According to the Port of Los Angeles, when it’s completed, AltaSea will produce “unprecedented collaboration among government, business, marine science, education and philanthropy for conducting targeted research on marine and ocean-related problems.” The focus for much of the research will be on preserving ocean sustainability in the face of increased population pressure and rising sea levels. The project will be an economic shot in the arm to San Pedro, creating jobs in construction and science, and opportunities for entrepreneurs in a cross-disciplinary, harbor-front environment.
The campus is projected to have numerous oceangoing research vessels, a large wave tank to study Tsunamis and rogue waves, an auditorium for public and college lectures, and high-tech laboratories. The final cost of the project is now estimated to be $500 million, with construction to take place over the next 15-20 years.
“The ocean may be the most precious public resource we have, a life source unlike any other on the planet,” said Wallis Annenberg President and CEO of the Annenberg Foundation. “AltaSea is about uniting business, academia, and our scientific community to turn the Port of LA’s public waterfront into the mecca for jobs and discovery and sustainability that it should be.”

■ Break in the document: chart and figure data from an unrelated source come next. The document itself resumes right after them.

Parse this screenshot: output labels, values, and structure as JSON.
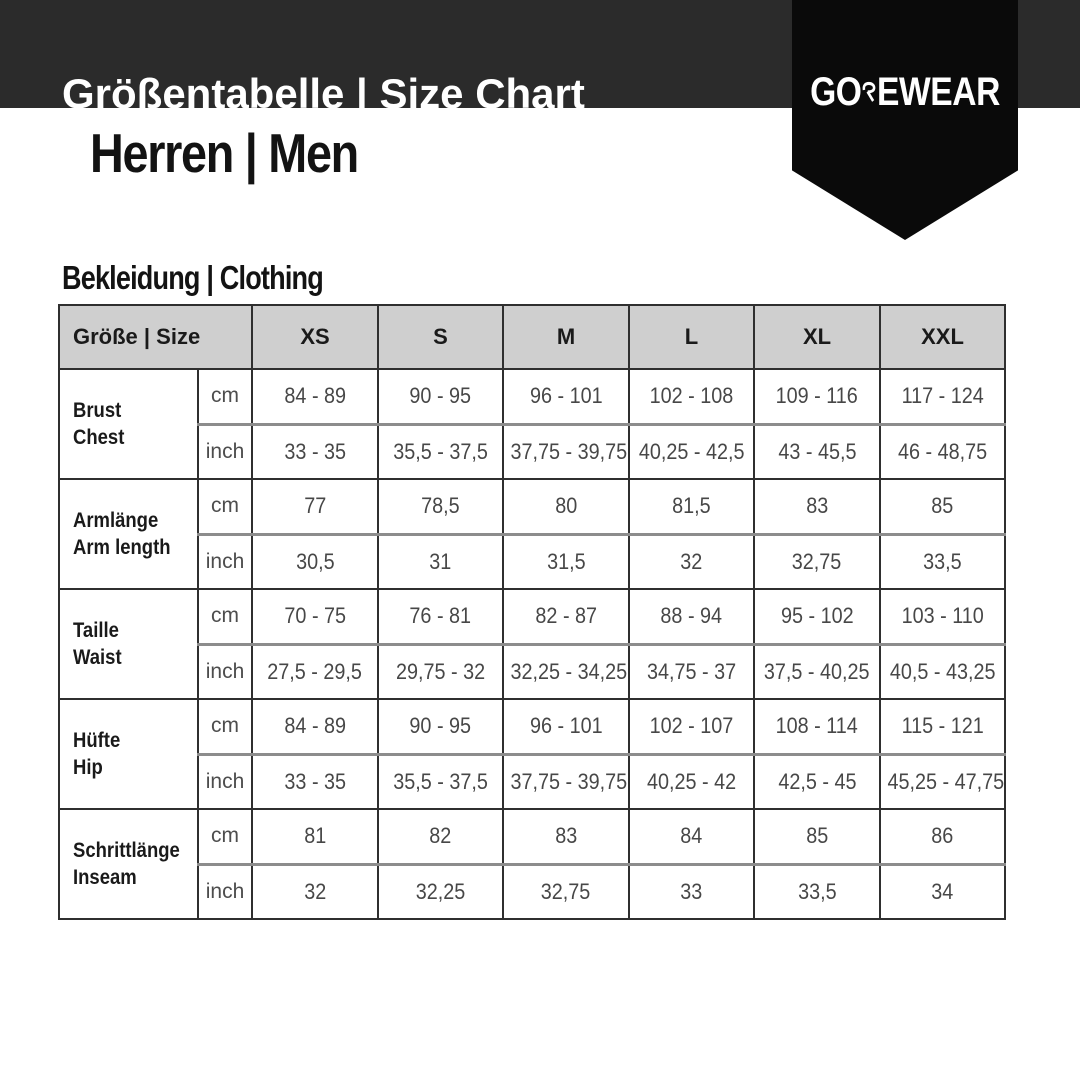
{
  "header": {
    "bar_title": "Größentabelle | Size Chart",
    "subtitle": "Herren | Men",
    "logo": {
      "prefix": "GO",
      "suffix": "EWEAR",
      "full_name": "GOREWEAR"
    }
  },
  "section": {
    "heading": "Bekleidung | Clothing"
  },
  "table": {
    "corner_label": "Größe | Size",
    "size_columns": [
      "XS",
      "S",
      "M",
      "L",
      "XL",
      "XXL"
    ],
    "units": {
      "cm": "cm",
      "inch": "inch"
    },
    "rows": [
      {
        "label_de": "Brust",
        "label_en": "Chest",
        "cm": [
          "84 - 89",
          "90 - 95",
          "96 - 101",
          "102 - 108",
          "109 - 116",
          "117 - 124"
        ],
        "inch": [
          "33 - 35",
          "35,5 - 37,5",
          "37,75 - 39,75",
          "40,25 - 42,5",
          "43 - 45,5",
          "46 - 48,75"
        ]
      },
      {
        "label_de": "Armlänge",
        "label_en": "Arm length",
        "cm": [
          "77",
          "78,5",
          "80",
          "81,5",
          "83",
          "85"
        ],
        "inch": [
          "30,5",
          "31",
          "31,5",
          "32",
          "32,75",
          "33,5"
        ]
      },
      {
        "label_de": "Taille",
        "label_en": "Waist",
        "cm": [
          "70 - 75",
          "76 - 81",
          "82 - 87",
          "88 - 94",
          "95 - 102",
          "103 - 110"
        ],
        "inch": [
          "27,5 - 29,5",
          "29,75 - 32",
          "32,25 - 34,25",
          "34,75 - 37",
          "37,5 - 40,25",
          "40,5 - 43,25"
        ]
      },
      {
        "label_de": "Hüfte",
        "label_en": "Hip",
        "cm": [
          "84 - 89",
          "90 - 95",
          "96 - 101",
          "102 - 107",
          "108 - 114",
          "115 - 121"
        ],
        "inch": [
          "33 - 35",
          "35,5 - 37,5",
          "37,75 - 39,75",
          "40,25 - 42",
          "42,5 - 45",
          "45,25 - 47,75"
        ]
      },
      {
        "label_de": "Schrittlänge",
        "label_en": "Inseam",
        "cm": [
          "81",
          "82",
          "83",
          "84",
          "85",
          "86"
        ],
        "inch": [
          "32",
          "32,25",
          "32,75",
          "33",
          "33,5",
          "34"
        ]
      }
    ]
  },
  "colors": {
    "top_bar": "#2b2b2b",
    "ribbon": "#0a0a0a",
    "table_header_bg": "#cfcfcf",
    "border_dark": "#2f2f2f",
    "border_light": "#8c8c8c",
    "text_primary": "#1a1a1a",
    "text_values": "#474747"
  }
}
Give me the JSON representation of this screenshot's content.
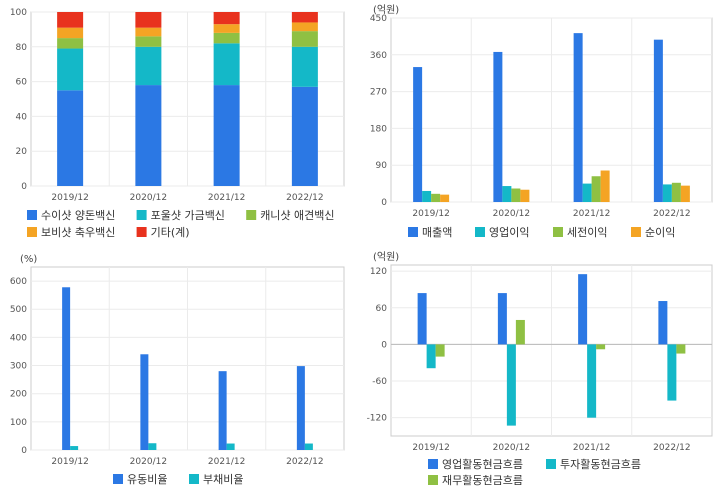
{
  "chart_data": [
    {
      "type": "bar",
      "stacked": true,
      "title": "",
      "unit": "",
      "categories": [
        "2019/12",
        "2020/12",
        "2021/12",
        "2022/12"
      ],
      "ylim": [
        0,
        100
      ],
      "yticks": [
        0,
        20,
        40,
        60,
        80,
        100
      ],
      "grid": true,
      "legend": "bottom",
      "series": [
        {
          "name": "수이샷 양돈백신",
          "color": "#2b78e4",
          "values": [
            55,
            58,
            58,
            57
          ]
        },
        {
          "name": "포울샷 가금백신",
          "color": "#14b8c8",
          "values": [
            24,
            22,
            24,
            23
          ]
        },
        {
          "name": "캐니샷 애견백신",
          "color": "#8fc043",
          "values": [
            6,
            6,
            6,
            9
          ]
        },
        {
          "name": "보비샷 축우백신",
          "color": "#f4a424",
          "values": [
            6,
            5,
            5,
            5
          ]
        },
        {
          "name": "기타(계)",
          "color": "#e8321e",
          "values": [
            9,
            9,
            7,
            6
          ]
        }
      ]
    },
    {
      "type": "bar",
      "title": "",
      "unit": "(억원)",
      "categories": [
        "2019/12",
        "2020/12",
        "2021/12",
        "2022/12"
      ],
      "ylim": [
        0,
        450
      ],
      "yticks": [
        0,
        90,
        180,
        270,
        360,
        450
      ],
      "grid": true,
      "legend": "bottom",
      "series": [
        {
          "name": "매출액",
          "color": "#2b78e4",
          "values": [
            330,
            367,
            413,
            397
          ]
        },
        {
          "name": "영업이익",
          "color": "#14b8c8",
          "values": [
            27,
            39,
            45,
            43
          ]
        },
        {
          "name": "세전이익",
          "color": "#8fc043",
          "values": [
            20,
            33,
            63,
            47
          ]
        },
        {
          "name": "순이익",
          "color": "#f4a424",
          "values": [
            18,
            30,
            77,
            40
          ]
        }
      ]
    },
    {
      "type": "bar",
      "title": "",
      "unit": "(%)",
      "categories": [
        "2019/12",
        "2020/12",
        "2021/12",
        "2022/12"
      ],
      "ylim": [
        0,
        650
      ],
      "yticks": [
        0,
        100,
        200,
        300,
        400,
        500,
        600
      ],
      "grid": true,
      "legend": "bottom",
      "series": [
        {
          "name": "유동비율",
          "color": "#2b78e4",
          "values": [
            578,
            340,
            280,
            298
          ]
        },
        {
          "name": "부채비율",
          "color": "#14b8c8",
          "values": [
            14,
            24,
            23,
            23
          ]
        }
      ]
    },
    {
      "type": "bar",
      "title": "",
      "unit": "(억원)",
      "categories": [
        "2019/12",
        "2020/12",
        "2021/12",
        "2022/12"
      ],
      "ylim": [
        -150,
        130
      ],
      "yticks": [
        -120,
        -60,
        0,
        60,
        120
      ],
      "grid": true,
      "legend": "bottom",
      "series": [
        {
          "name": "영업활동현금흐름",
          "color": "#2b78e4",
          "values": [
            84,
            84,
            115,
            71
          ]
        },
        {
          "name": "투자활동현금흐름",
          "color": "#14b8c8",
          "values": [
            -39,
            -133,
            -120,
            -92
          ]
        },
        {
          "name": "재무활동현금흐름",
          "color": "#8fc043",
          "values": [
            -20,
            40,
            -8,
            -15
          ]
        }
      ]
    }
  ]
}
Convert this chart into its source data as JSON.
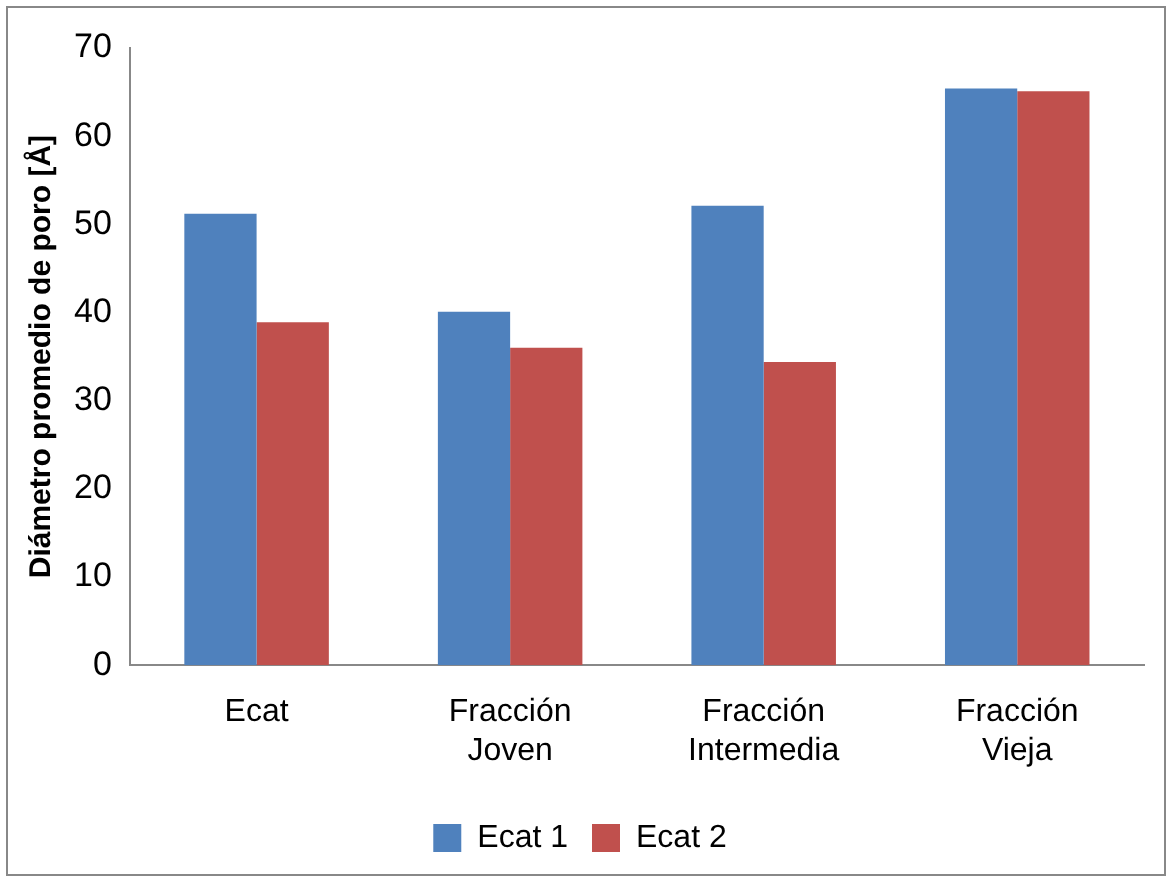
{
  "chart_data": {
    "type": "bar",
    "ylabel": "Diámetro promedio de poro [Å]",
    "categories": [
      "Ecat",
      "Fracción Joven",
      "Fracción Intermedia",
      "Fracción Vieja"
    ],
    "series": [
      {
        "name": "Ecat 1",
        "color": "#4f81bd",
        "values": [
          51.2,
          40.1,
          52.1,
          65.4
        ]
      },
      {
        "name": "Ecat 2",
        "color": "#c0504d",
        "values": [
          38.9,
          36.0,
          34.4,
          65.1
        ]
      }
    ],
    "ylim": [
      0,
      70
    ],
    "yticks": [
      0,
      10,
      20,
      30,
      40,
      50,
      60,
      70
    ],
    "grid": false,
    "legend": "bottom"
  }
}
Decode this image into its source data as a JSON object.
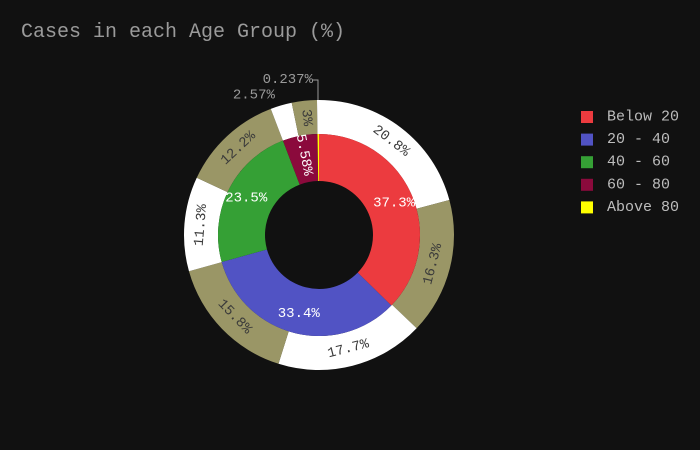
{
  "chart_data": {
    "type": "pie",
    "title": "Cases in each Age Group (%)",
    "inner": {
      "categories": [
        "Below 20",
        "20 - 40",
        "40 - 60",
        "60 - 80",
        "Above 80"
      ],
      "values": [
        37.3,
        33.4,
        23.5,
        5.58,
        0.237
      ],
      "labels": [
        "37.3%",
        "33.4%",
        "23.5%",
        "5.58%",
        ""
      ],
      "colors": [
        "#ec3b3f",
        "#5153c4",
        "#35a035",
        "#8b0a3c",
        "#ffff00"
      ]
    },
    "outer": {
      "values": [
        20.8,
        16.3,
        17.7,
        15.8,
        11.3,
        12.2,
        2.57,
        3,
        0.237
      ],
      "labels": [
        "20.8%",
        "16.3%",
        "17.7%",
        "15.8%",
        "11.3%",
        "12.2%",
        "2.57%",
        "3%",
        "0.237%"
      ],
      "colors": [
        "#ffffff",
        "#9a9666"
      ]
    },
    "legend": {
      "position": "right",
      "entries": [
        "Below 20",
        "20 - 40",
        "40 - 60",
        "60 - 80",
        "Above 80"
      ]
    }
  }
}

Although last year Knatz left the Port of L.A. to become a professor at the University of Southern California, at a ceremony February 11th she saw AltaSea come closer to fruition. That day, supporters of the project unveiled signs that will rename the section of 22nd Street that leads into the campus for Leonard J. Aube, executive director of the Annenberg Foundation in gratitude for all the work he put into AltaSea.
Wallis Annenberg topped that news with the announcement that the Annenberg Foundation would match the next $20 million contributed to AltaSea. The crowd cheered her statement, since it brought phase one construction closer to commencement, now slated to begin later this year.